The lesson from the Premier Wholesalers case is that if you intend to purchase a business but do not wish to take over the employees, confirm this in writing before signing the agreement of sale/purchase.

The responsibility of what to do with the employees then lies with the current owner. This means that an employer wishing to sell its business may have to retrench its employees if the purchaser does not wish to engage the seller’s employees.

A controversial case is where an employer decides to sell a portion of its business and then enters into a contract to outsource the product or service from the new owner.

What then happens to employees if their old employer decides to terminate the outsourcing arrangement?

This was the issue dealt with by the court in Aviation Union SA vs South African Airways and Others (2008).

South African Airways cancelled an outsourcing deal with a service provider which it had contracted a few years before and advertised for fresh tenders.

Aviation Union sought an order declaring that the termination of the outsourcing contract would constitute the transfer of undertaking back to South African Airways.

The court decided that it had no jurisdiction to restrain South African Airways from taking on a new service provider.

It was also held that the successful tenderer would not become the employer of the old subcontractor’s employees, even though they had all been transferred to it from South African Airways when it subcontracted the services concerned.

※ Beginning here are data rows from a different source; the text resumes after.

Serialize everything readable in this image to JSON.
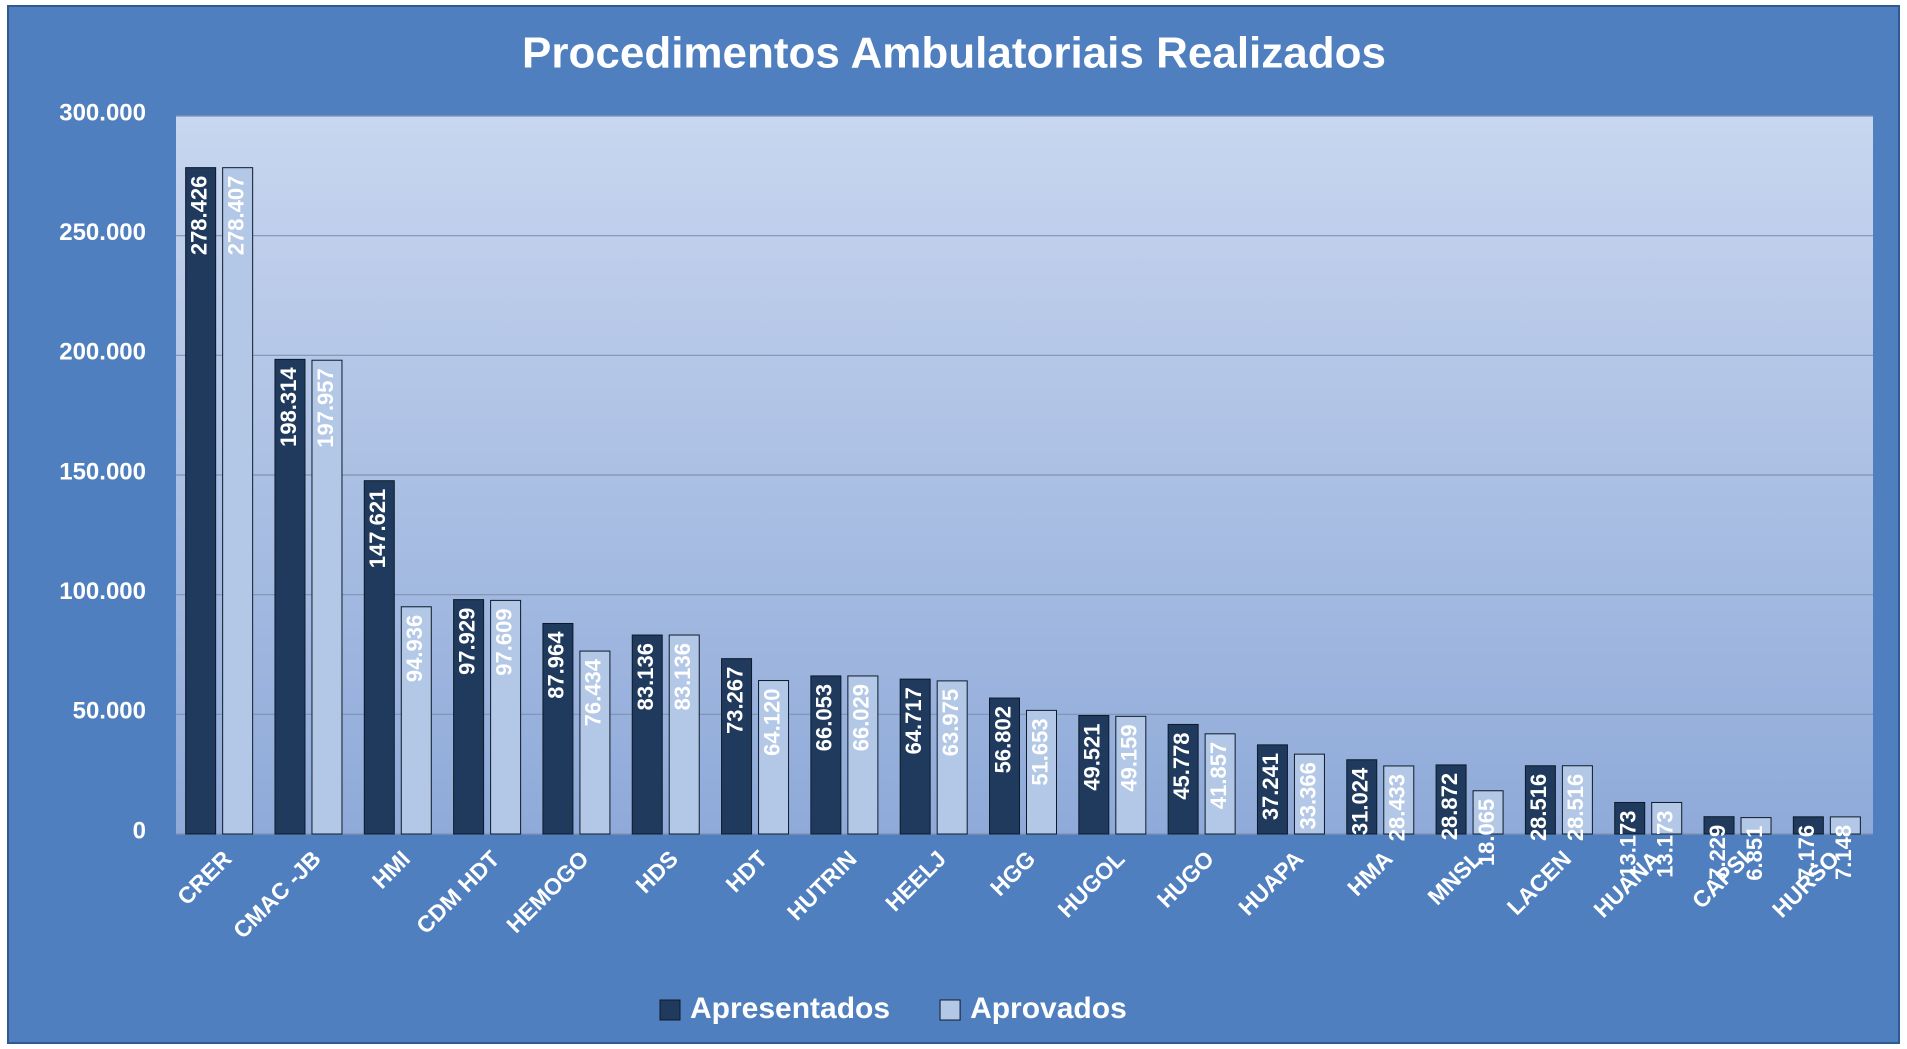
{
  "chart_data": {
    "type": "bar",
    "title": "Procedimentos Ambulatoriais Realizados",
    "categories": [
      "CRER",
      "CMAC -JB",
      "HMI",
      "CDM HDT",
      "HEMOGO",
      "HDS",
      "HDT",
      "HUTRIN",
      "HEELJ",
      "HGG",
      "HUGOL",
      "HUGO",
      "HUAPA",
      "HMA",
      "MNSL",
      "LACEN",
      "HUANA",
      "CAPSI",
      "HURSO"
    ],
    "series": [
      {
        "name": "Apresentados",
        "color": "#1f3a5c",
        "values": [
          278426,
          198314,
          147621,
          97929,
          87964,
          83136,
          73267,
          66053,
          64717,
          56802,
          49521,
          45778,
          37241,
          31024,
          28872,
          28516,
          13173,
          7229,
          7176
        ],
        "value_labels": [
          "278.426",
          "198.314",
          "147.621",
          "97.929",
          "87.964",
          "83.136",
          "73.267",
          "66.053",
          "64.717",
          "56.802",
          "49.521",
          "45.778",
          "37.241",
          "31.024",
          "28.872",
          "28.516",
          "13.173",
          "7.229",
          "7.176"
        ]
      },
      {
        "name": "Aprovados",
        "color": "#b3c8e6",
        "values": [
          278407,
          197957,
          94936,
          97609,
          76434,
          83136,
          64120,
          66029,
          63975,
          51653,
          49159,
          41857,
          33366,
          28433,
          18065,
          28516,
          13173,
          6851,
          7148
        ],
        "value_labels": [
          "278.407",
          "197.957",
          "94.936",
          "97.609",
          "76.434",
          "83.136",
          "64.120",
          "66.029",
          "63.975",
          "51.653",
          "49.159",
          "41.857",
          "33.366",
          "28.433",
          "18.065",
          "28.516",
          "13.173",
          "6.851",
          "7.148"
        ]
      }
    ],
    "ylim": [
      0,
      300000
    ],
    "yticks": [
      0,
      {
        "value": 50000,
        "label": "50.000"
      },
      {
        "value": 100000,
        "label": "100.000"
      },
      {
        "value": 150000,
        "label": "150.000"
      },
      {
        "value": 200000,
        "label": "200.000"
      },
      {
        "value": 250000,
        "label": "250.000"
      },
      {
        "value": 300000,
        "label": "300.000"
      }
    ],
    "grid": true,
    "legend": "bottom"
  }
}
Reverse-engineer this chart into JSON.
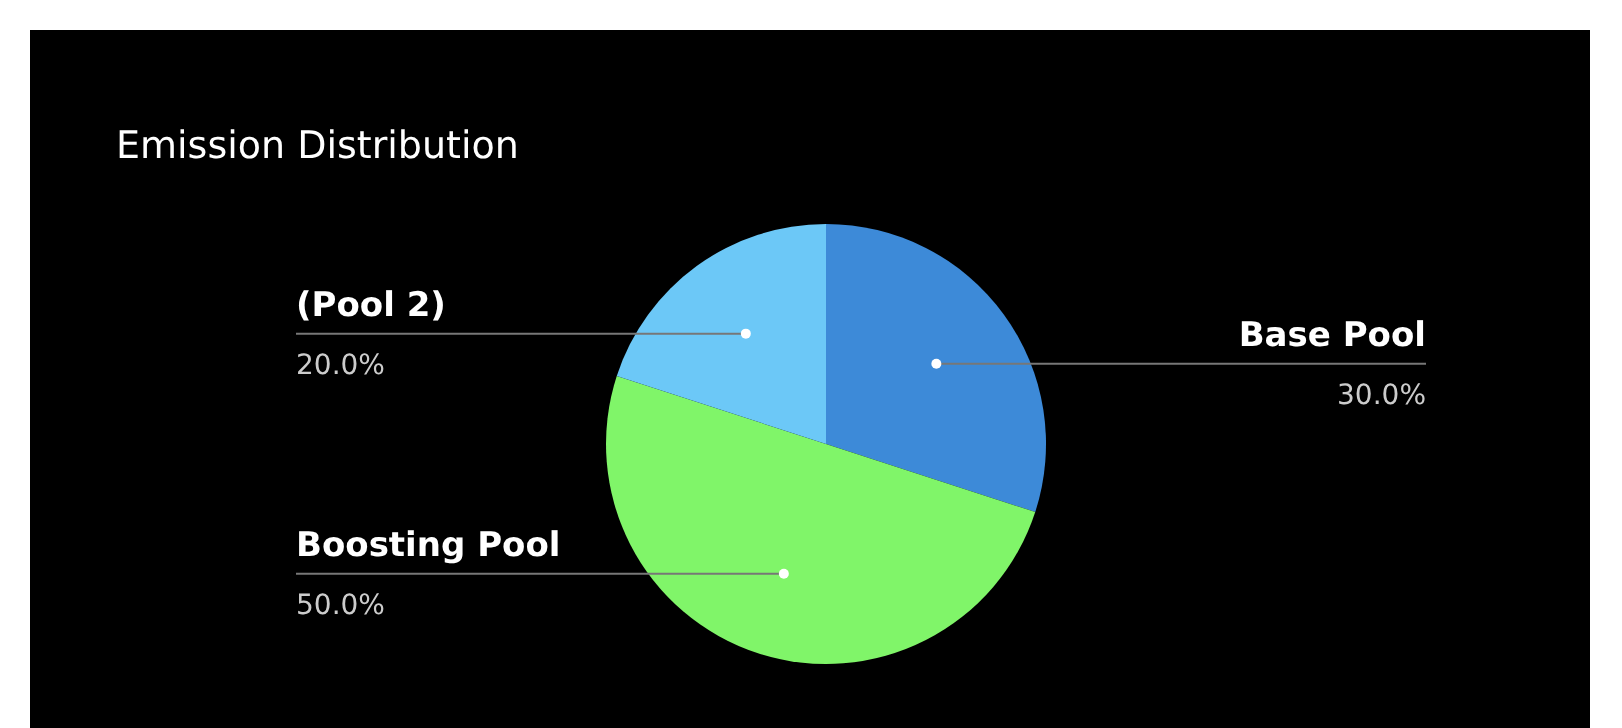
{
  "chart_data": {
    "type": "pie",
    "title": "Emission Distribution",
    "categories": [
      "Base Pool",
      "Boosting Pool",
      "(Pool 2)"
    ],
    "values": [
      30,
      50,
      20
    ],
    "colors": [
      "#3d8ad8",
      "#80f569",
      "#6cc8f7"
    ],
    "value_labels": [
      "30.0%",
      "50.0%",
      "20.0%"
    ],
    "legend": false
  }
}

It remains to be seen whether Zimbabwean courts would hold the same view under similar circumstances.

There are situations where a group of companies decides to close one of its subsidiary companies due to viability problems. Employees of the closed company may then be transferred to other sister companies within the group.

Courts have held that the closure of one company in a group and the transfer of its business to another does not amount to the transfer of business in the manner envisaged in section 16 of the Labour Act.

In mergers and acquisitions, the provisions of Section 16 do apply. As in Forecourt Express (Pty) Limited vs SA Transport and Allied Workers’ Union and Another, the courts are prepared to accept that new employers are entitled to restructure their business to the extent necessary to accommodate the acquisition of another company, even if it entails the retrenchment of employees of the old employer.

However, everything must be done in a manner that doesn’t prejudice the rights and benefits of the affected employees.

In Telkom SA vs Blom and Others (2003), the Supreme Court of Appeal held that pension fund holdings and benefits of employees transferred do not remain in the pension fund of the old employer.

The court decided that the automatic transfer of employment contracts “does not prevent an employee from being transferred to a pension, provident, retirement or similar fund other than the fund to which the employee belonged prior to the transfer . . .”

While the Labour Act is not explicit on how pension funds are handled on transfer of business, I guess, in terms of pension laws, the Director of Pensions would need to be satisfied that any scheme to amalgamate or transfer funds is reasonable and equitable and accords with the full recognition of the rights and reasonable benefit expectations of the persons concerned.

Under the law relating to insolvency, the benefits and rights conferred upon employees will be handled differently. Professional legal advice has to be sought.